And that’s the problem with predicting the future. We base our visions for tomorrow on our experience of yesterday and today. That’s why sci-fi movies date so quickly. Their creators fail accurately to imagine the technology and social attitudes that will shape the next decades. And only with the benefit of hindsight can we see where those predictions go wrong.
So our efforts to go all ‘Tomorrow’s World’ with this week’s issue could be futile — and we may look back at our archive in a few years’ time and laugh at our naivety as traditional, wet-led pubs enjoy a massive resurgence, pub food fails to catch on, and mobile devices are ultimately rejected in favour of face-to-face communication. But somehow I doubt it.
Interestingly, the micropub movement, which is in strong growth, provides exactly that beer focused, ‘eating is cheating’, anti-electronics environment for customers for whom the world is moving too fast. But I fear the demographic of its target audience will limit its prospects.
The pub/coffee shop/restaurant hybrid is one of the subsectors of the on-trade in strongest growth, with an offer to suit all day parts, and that may point to the next phase of market evolution. But here I am doing exactly what I’ve just cautioned against — extrapolating present trends to forecast future development.
Empire
“The empires of the future are the empires of the mind,” said Winston Churchill, which suggests that the pub of the future will develop from the intellectual capital of the sector’s leading lights — whether entrepreneurial licensees, head-office whizz-kids or bold pubco chief executives.

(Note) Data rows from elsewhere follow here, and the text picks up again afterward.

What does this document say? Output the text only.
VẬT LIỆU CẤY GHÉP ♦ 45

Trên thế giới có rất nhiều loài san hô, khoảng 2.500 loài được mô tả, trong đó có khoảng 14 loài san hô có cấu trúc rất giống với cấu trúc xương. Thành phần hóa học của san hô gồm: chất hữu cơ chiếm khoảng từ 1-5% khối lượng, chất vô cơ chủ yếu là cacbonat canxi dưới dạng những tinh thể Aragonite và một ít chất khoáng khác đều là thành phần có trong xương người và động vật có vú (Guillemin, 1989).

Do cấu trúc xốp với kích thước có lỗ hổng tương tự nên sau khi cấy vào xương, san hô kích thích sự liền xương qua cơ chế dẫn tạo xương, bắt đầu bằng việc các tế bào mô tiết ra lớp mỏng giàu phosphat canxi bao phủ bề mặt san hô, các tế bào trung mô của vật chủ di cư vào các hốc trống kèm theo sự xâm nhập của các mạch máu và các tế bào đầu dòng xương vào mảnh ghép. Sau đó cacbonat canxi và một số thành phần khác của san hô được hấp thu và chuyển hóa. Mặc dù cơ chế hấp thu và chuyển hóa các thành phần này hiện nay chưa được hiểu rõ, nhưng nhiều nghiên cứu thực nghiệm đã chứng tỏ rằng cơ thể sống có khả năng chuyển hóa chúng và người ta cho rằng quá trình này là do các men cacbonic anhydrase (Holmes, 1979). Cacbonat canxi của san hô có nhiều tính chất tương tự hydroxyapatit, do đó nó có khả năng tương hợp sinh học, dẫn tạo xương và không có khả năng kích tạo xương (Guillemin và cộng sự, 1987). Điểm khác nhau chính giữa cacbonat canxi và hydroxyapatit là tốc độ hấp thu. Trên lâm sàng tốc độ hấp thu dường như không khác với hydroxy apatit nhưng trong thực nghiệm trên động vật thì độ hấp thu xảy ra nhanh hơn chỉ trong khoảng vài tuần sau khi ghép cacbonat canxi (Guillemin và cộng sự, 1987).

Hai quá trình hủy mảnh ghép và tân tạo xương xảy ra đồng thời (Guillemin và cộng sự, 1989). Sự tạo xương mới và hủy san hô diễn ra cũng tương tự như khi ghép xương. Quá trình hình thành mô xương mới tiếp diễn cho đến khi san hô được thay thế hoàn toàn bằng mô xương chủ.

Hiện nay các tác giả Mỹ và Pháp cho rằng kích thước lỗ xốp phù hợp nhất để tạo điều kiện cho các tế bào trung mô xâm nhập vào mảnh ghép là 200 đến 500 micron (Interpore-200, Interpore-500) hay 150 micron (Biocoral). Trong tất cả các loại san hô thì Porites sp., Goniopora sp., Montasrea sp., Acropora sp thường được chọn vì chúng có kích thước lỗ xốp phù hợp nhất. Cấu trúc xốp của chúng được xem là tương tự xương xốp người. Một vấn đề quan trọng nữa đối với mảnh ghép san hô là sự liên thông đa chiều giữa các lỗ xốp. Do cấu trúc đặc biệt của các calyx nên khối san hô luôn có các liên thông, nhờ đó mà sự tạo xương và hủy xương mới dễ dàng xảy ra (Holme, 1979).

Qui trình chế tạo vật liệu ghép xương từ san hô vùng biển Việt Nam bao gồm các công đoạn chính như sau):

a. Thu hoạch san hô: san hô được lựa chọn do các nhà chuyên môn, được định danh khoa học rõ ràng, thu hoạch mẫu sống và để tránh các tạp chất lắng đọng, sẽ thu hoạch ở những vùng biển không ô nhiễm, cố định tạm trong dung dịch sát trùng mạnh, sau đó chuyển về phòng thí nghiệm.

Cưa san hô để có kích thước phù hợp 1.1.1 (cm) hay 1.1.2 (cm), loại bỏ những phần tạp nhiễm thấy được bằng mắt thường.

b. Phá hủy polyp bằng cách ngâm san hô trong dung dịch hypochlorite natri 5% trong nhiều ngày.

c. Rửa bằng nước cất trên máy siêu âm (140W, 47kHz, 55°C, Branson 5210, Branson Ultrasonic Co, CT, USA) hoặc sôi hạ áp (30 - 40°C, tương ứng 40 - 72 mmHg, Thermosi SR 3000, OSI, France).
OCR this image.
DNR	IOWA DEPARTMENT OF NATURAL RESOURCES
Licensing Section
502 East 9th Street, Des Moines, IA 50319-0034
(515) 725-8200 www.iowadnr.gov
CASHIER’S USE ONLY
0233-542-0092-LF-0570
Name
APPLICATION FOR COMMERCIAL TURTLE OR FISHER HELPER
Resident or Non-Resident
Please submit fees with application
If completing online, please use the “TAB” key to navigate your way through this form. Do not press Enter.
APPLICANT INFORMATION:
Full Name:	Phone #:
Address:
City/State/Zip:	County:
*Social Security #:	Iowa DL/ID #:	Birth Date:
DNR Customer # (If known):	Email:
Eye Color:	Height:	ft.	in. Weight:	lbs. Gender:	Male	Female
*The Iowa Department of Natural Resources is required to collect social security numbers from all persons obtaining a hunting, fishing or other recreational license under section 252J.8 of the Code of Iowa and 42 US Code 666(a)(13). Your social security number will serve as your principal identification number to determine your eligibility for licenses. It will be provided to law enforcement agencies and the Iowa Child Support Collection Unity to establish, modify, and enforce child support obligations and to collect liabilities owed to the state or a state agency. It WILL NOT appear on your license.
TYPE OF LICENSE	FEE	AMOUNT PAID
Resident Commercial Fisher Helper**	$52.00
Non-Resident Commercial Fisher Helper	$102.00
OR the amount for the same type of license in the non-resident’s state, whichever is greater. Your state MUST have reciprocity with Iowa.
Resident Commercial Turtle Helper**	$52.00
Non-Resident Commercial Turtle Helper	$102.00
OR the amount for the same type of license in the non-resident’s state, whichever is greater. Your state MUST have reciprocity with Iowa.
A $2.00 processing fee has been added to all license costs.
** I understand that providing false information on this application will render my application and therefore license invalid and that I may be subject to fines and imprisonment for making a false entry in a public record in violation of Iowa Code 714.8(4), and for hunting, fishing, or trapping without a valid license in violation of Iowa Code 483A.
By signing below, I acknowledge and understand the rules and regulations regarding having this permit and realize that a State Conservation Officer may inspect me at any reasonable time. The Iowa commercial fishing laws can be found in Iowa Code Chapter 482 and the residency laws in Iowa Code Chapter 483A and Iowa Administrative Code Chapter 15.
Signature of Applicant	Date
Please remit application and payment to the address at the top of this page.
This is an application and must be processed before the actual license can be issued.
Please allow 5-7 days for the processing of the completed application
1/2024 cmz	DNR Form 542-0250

The pubs of 2020 and beyond will be built on traditional foundations, only in the literal sense, but will probably be rather different from what we can currently imagine (otherwise we’d be doing it now).
More than 120 talented and inquisitive pub professionals joined us last week for our Future Pub conference to hear from speakers prepared to look into their crystal balls and tell our fortunes. There were insights into some of the more wacky innovations and cutting-edge technologies already being tested, but if we were hoping for waitresses on hoverboards, robot pub dogs or everlasting pork scratchings, we were disappointed... for now.
However, we finished the day with an excellent panel session featuring some of the sector’s rising stars — identified via a competition in our sister title M&C Report.
These bright young things spoke passionately about their priorities, and how we can all work smarter to make sure pubs remain relevant and interesting for an increasingly demanding consumer, who has exponentially improving home entertainment, and a broader-than-ever choice of other leisure activities at their disposal.
They know that the pub industry’s future success will be founded on its ability to create and innovate to take advantage of opportunities and to solve problems that don’t even exist yet. And we know — more than anything else — that will require us to attract, recruit and retain the best and brightest people into the pub sector.